The scene shifts again, and he who bad been first a favoured child at home, and then a slave, and then a tempted one, now becomes a prisoner. The prisons of Egypt were, doubtless, as horrible as all such places were in the olden times, and here is Joseph in the noisome dungeon. He evidently felt his imprisonment very much, for we are told in the Psalms that “the iron entered into his soul.” He felt it a cruel thing to be under such a slander, and to suffer for his innocence. A young man so pure, so chaste, must have felt it to be sharper than a whip of scorpions to be accused as he was; yet as he sat down in the gloom of his cell, the Lord was with him. The degradation of a prison had not deprived him of his Divine Companion. Blessed be the name of the Lord, He does not forsake His people when they are in disgrace: nay, He is more pleasant with them when they are falsely accused than at any other time, and He cheers them in their low estate. God was with him, and very soon the kindly manners, the gentleness, the activity, the truthfulness, the industry of Joseph had won upon the keeper of the prison, so that Joseph rose again to the top, and was the overseer of the prison. Like a cork, which you may push down, but it is sure to come up again, so was Joseph: he must swim, he could not drown, the Lord was with him. The Lord’s presence made him a king and a priest wherever he went, and men tacitly owned his influence. In the little kingdom of the prison Joseph reigned, for ” God was with him”…

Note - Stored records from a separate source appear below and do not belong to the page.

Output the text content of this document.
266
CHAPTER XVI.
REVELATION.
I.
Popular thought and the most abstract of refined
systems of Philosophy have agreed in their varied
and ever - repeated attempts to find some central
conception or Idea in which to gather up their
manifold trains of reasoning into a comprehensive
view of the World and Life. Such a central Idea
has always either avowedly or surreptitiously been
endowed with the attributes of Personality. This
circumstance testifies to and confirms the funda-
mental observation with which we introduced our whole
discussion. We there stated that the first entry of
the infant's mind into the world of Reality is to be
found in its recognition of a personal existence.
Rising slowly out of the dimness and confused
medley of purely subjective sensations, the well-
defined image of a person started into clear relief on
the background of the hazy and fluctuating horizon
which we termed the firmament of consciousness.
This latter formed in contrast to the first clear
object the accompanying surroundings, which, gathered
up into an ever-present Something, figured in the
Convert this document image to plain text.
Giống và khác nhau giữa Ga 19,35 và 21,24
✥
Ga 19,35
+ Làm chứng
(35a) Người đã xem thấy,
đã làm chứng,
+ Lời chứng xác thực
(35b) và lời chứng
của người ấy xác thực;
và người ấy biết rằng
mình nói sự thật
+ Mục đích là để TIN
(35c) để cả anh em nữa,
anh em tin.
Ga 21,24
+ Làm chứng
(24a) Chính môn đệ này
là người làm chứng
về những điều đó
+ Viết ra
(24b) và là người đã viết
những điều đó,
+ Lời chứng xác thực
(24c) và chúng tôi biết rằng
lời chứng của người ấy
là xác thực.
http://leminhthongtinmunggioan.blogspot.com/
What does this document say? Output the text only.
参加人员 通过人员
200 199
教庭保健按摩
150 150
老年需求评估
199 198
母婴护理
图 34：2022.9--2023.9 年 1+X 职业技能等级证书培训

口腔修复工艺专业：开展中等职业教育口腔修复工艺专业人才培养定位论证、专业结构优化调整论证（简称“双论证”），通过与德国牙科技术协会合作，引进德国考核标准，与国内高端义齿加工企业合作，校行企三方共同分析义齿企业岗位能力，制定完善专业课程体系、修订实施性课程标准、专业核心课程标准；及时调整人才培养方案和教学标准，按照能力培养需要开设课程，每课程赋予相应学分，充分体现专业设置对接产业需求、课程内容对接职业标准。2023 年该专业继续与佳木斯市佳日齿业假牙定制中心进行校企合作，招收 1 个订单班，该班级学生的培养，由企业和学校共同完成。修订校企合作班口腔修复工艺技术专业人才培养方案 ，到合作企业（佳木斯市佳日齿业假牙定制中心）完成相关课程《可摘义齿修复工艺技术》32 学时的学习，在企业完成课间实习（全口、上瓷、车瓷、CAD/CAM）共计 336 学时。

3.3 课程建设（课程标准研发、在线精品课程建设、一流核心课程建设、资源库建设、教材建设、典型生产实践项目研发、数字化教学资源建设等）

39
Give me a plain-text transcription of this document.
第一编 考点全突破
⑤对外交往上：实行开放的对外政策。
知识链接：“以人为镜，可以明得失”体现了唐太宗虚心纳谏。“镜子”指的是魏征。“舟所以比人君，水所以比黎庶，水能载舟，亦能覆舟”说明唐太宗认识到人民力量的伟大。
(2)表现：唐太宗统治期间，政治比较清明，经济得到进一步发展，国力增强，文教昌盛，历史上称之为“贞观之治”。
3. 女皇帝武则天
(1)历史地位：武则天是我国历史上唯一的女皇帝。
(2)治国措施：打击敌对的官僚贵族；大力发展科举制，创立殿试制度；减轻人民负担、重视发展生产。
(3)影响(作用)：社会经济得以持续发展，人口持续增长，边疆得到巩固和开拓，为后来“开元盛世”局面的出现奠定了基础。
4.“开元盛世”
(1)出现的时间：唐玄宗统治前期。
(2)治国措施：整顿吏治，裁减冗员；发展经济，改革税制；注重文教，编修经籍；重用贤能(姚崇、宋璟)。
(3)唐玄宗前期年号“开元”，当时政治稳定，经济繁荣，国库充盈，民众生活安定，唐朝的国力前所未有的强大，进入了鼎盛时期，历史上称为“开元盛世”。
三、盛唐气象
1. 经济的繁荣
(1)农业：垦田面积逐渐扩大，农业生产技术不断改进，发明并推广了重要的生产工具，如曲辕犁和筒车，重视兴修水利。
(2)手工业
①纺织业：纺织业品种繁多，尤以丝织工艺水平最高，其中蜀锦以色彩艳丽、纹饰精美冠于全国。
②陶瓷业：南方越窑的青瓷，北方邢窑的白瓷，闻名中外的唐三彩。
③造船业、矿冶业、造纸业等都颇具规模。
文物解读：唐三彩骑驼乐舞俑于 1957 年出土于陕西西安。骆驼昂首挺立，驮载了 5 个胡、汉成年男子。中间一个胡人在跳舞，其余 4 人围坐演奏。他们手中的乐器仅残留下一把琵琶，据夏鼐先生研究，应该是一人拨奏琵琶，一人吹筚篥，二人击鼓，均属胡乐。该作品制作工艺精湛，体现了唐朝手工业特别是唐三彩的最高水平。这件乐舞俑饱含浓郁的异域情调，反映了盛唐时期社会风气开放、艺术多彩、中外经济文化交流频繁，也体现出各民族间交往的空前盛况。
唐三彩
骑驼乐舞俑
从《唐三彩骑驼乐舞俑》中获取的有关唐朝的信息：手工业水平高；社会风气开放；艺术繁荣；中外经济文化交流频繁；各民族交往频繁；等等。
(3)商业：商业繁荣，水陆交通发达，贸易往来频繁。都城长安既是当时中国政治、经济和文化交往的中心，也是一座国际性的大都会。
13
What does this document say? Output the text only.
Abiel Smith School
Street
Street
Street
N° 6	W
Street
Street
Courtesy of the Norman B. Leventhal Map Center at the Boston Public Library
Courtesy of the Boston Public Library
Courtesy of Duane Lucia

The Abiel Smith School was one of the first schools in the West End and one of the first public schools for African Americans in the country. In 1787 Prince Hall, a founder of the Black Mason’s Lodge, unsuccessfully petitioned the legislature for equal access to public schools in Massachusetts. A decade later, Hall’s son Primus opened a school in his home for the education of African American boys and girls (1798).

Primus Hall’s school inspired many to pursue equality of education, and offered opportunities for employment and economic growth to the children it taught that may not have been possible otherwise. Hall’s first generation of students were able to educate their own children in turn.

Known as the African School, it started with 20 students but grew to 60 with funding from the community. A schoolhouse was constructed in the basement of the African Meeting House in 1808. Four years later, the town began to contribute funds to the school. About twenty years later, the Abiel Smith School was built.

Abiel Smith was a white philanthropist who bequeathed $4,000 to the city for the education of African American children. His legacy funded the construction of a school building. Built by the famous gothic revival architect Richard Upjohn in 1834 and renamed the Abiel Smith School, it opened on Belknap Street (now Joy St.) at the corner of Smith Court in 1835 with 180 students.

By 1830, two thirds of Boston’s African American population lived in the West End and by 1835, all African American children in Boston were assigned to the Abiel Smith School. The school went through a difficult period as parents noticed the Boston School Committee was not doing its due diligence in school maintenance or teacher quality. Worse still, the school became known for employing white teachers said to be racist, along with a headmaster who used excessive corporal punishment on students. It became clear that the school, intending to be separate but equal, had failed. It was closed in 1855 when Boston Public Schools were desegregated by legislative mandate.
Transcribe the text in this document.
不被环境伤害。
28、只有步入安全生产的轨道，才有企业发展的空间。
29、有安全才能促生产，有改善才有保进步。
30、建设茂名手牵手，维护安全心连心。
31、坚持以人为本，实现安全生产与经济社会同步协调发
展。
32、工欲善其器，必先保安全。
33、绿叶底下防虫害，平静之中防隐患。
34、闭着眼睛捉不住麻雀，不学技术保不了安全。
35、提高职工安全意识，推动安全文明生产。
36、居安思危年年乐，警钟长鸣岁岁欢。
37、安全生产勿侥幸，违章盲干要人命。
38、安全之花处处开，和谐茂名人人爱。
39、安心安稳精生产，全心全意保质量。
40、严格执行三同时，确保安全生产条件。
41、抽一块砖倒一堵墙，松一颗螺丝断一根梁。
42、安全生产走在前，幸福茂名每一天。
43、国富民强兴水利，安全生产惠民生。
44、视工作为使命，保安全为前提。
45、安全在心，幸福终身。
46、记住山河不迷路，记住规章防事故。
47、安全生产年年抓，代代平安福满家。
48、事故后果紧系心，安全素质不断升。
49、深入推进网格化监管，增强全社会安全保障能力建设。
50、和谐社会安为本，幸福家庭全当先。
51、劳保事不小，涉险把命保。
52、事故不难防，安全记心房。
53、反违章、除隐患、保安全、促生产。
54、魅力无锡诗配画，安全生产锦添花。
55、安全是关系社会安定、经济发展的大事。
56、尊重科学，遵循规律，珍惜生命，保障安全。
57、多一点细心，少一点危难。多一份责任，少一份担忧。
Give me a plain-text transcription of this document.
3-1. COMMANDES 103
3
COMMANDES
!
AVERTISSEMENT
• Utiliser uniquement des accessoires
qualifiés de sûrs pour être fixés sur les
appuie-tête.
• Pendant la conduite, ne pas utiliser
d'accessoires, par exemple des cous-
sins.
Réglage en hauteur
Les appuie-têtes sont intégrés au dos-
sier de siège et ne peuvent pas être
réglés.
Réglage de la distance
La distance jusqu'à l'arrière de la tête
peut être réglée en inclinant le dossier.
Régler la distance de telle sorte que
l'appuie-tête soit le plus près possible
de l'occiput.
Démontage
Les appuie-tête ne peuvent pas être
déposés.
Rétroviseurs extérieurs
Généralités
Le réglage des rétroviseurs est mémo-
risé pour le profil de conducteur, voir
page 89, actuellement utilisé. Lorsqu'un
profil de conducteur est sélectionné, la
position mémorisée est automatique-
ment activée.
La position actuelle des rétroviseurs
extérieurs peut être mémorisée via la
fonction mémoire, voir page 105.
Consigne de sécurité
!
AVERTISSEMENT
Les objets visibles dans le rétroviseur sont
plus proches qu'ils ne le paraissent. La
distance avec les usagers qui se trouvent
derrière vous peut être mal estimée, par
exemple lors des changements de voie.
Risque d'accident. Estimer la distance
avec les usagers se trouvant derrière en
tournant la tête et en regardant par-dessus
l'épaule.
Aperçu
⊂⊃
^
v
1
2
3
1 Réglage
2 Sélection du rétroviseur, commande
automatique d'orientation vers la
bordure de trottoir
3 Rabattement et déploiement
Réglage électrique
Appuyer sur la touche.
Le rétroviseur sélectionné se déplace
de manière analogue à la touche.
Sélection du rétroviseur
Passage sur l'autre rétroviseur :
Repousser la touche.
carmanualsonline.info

“God was with him,” and this is the last evidence I give of it, that he was kept faithful to the covenant, faithful to Israel and to Israel’s God right through. Joseph stuck to his people and to their God: though he must live in Egypt, he will not be an Egyptian; he will not even leave his dead body to lie in an Egyptian pyramid. The Egyptians built a costly tomb for Joseph: it stands to this day, but his body is not there. “I charge you,” says he, “take my bones with you; for I do not belong to Egypt, my place is in the land of promise.” “He gave commandment concerning his bones.” Let others do as they will; as for me, my lot is cast with those who follow the Lord fully. Yes, my Lord, where Thou dwellest I will dwell; Thy people shall be my people, and Thy God my God, and may my children be Thy children to the last generation. If the Lord is with you that is what you will say, but if He is not with you, and you prosper in” the world, and increase in riches, you will turn your back on Christ and His people, and we shall have to say as Paul did, “Demas hath forsaken me, having loved this present world.”